Inverse Learning in $2\times2$ Games: From Synthetic Interactions to Traffic Simulation

TL;DR

This paper introduces two inverse game-theoretic learning methods for $2\times2$ games, demonstrating their effectiveness in synthetic and traffic simulation scenarios, and analyzing trade-offs between interpretability and realism.

Contribution

It develops a closed-form CE-ML estimator and a dynamic LBR-ML estimator for inverse learning in $2\times2$ games, bridging static and dynamic modeling approaches.

Findings

Effective parameter recovery in synthetic games

Successful application to traffic interaction scenarios

Trade-offs identified between interpretability and behavioral realism

Abstract

Understanding how agents coordinate or compete from limited behavioral data is central to modeling strategic interactions in traffic, robotics, and other multi-agent systems.

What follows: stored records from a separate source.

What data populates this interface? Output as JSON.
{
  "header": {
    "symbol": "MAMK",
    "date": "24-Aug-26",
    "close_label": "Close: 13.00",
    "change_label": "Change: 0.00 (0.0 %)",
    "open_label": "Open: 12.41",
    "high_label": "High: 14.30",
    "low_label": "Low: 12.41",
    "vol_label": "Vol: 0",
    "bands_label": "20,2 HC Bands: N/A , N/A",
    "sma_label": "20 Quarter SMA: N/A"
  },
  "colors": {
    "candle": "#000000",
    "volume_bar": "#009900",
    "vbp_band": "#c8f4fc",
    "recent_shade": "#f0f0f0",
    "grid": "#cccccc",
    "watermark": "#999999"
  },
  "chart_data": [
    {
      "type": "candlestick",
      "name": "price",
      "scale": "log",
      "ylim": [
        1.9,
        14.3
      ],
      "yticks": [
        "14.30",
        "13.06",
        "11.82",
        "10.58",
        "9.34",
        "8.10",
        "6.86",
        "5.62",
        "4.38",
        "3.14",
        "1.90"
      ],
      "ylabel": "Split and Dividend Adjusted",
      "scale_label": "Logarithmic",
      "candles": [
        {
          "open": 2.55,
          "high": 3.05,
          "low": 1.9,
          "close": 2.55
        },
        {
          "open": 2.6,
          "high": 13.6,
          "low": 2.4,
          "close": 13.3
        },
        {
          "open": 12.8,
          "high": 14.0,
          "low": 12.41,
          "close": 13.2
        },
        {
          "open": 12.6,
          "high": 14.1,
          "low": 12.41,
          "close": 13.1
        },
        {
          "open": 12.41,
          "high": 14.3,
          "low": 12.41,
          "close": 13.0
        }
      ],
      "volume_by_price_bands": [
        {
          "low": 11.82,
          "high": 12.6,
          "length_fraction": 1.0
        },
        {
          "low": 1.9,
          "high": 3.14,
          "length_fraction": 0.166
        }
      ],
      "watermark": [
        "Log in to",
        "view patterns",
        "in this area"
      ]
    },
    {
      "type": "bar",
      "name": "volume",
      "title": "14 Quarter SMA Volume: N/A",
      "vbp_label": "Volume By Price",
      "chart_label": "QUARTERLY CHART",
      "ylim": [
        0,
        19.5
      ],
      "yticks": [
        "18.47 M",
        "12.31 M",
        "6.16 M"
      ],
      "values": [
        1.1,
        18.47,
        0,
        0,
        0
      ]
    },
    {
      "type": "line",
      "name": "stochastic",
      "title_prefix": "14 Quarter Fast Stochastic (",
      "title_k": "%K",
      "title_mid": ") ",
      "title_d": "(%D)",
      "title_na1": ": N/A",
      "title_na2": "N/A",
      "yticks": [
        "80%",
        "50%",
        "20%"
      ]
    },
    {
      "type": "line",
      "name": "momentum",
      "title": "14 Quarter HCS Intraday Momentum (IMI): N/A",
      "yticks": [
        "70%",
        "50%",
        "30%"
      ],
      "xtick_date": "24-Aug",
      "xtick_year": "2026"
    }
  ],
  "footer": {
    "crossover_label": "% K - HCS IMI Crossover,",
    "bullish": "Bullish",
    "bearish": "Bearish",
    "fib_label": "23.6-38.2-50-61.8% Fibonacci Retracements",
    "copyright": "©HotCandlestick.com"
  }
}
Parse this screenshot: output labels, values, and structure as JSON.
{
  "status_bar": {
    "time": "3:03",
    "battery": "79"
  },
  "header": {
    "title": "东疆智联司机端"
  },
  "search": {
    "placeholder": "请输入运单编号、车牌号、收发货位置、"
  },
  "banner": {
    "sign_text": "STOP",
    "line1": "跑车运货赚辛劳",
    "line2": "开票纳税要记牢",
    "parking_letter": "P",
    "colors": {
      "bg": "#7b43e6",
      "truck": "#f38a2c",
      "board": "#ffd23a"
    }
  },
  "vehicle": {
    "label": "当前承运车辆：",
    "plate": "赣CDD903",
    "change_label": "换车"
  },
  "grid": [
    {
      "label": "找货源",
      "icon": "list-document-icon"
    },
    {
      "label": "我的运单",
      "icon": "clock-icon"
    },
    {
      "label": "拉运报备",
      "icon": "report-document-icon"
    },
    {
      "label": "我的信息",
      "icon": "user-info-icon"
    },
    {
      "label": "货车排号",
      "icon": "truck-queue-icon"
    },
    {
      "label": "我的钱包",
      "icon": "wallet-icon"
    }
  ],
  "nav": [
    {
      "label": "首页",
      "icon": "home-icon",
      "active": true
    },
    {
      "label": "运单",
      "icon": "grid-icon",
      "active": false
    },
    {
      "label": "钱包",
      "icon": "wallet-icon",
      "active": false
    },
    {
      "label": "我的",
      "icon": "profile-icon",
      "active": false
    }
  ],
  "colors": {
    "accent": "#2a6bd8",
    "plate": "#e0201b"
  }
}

In this work, we investigate the following complementary formulations of inverse game-theoretic learning: (i) a Closed-form Correlated Equilibrium Maximum-Likelihood estimator (CE-ML) specialized for $2\times2$ games; and (ii) a Logit Best Response Maximum-Likelihood estimator (LBR-ML) that captures long-run adaptation dynamics via stochastic response processes. Together, these approaches span the spectrum between static equilibrium consistency and dynamic behavioral realism. We evaluate them on synthetic "chicken-dare" games and traffic-interaction scenarios simulated in SUMO, comparing parameter recovery and distributional fit. Results reveal clear trade-offs between interpretability, computational tractability, and behavioral expressiveness across models.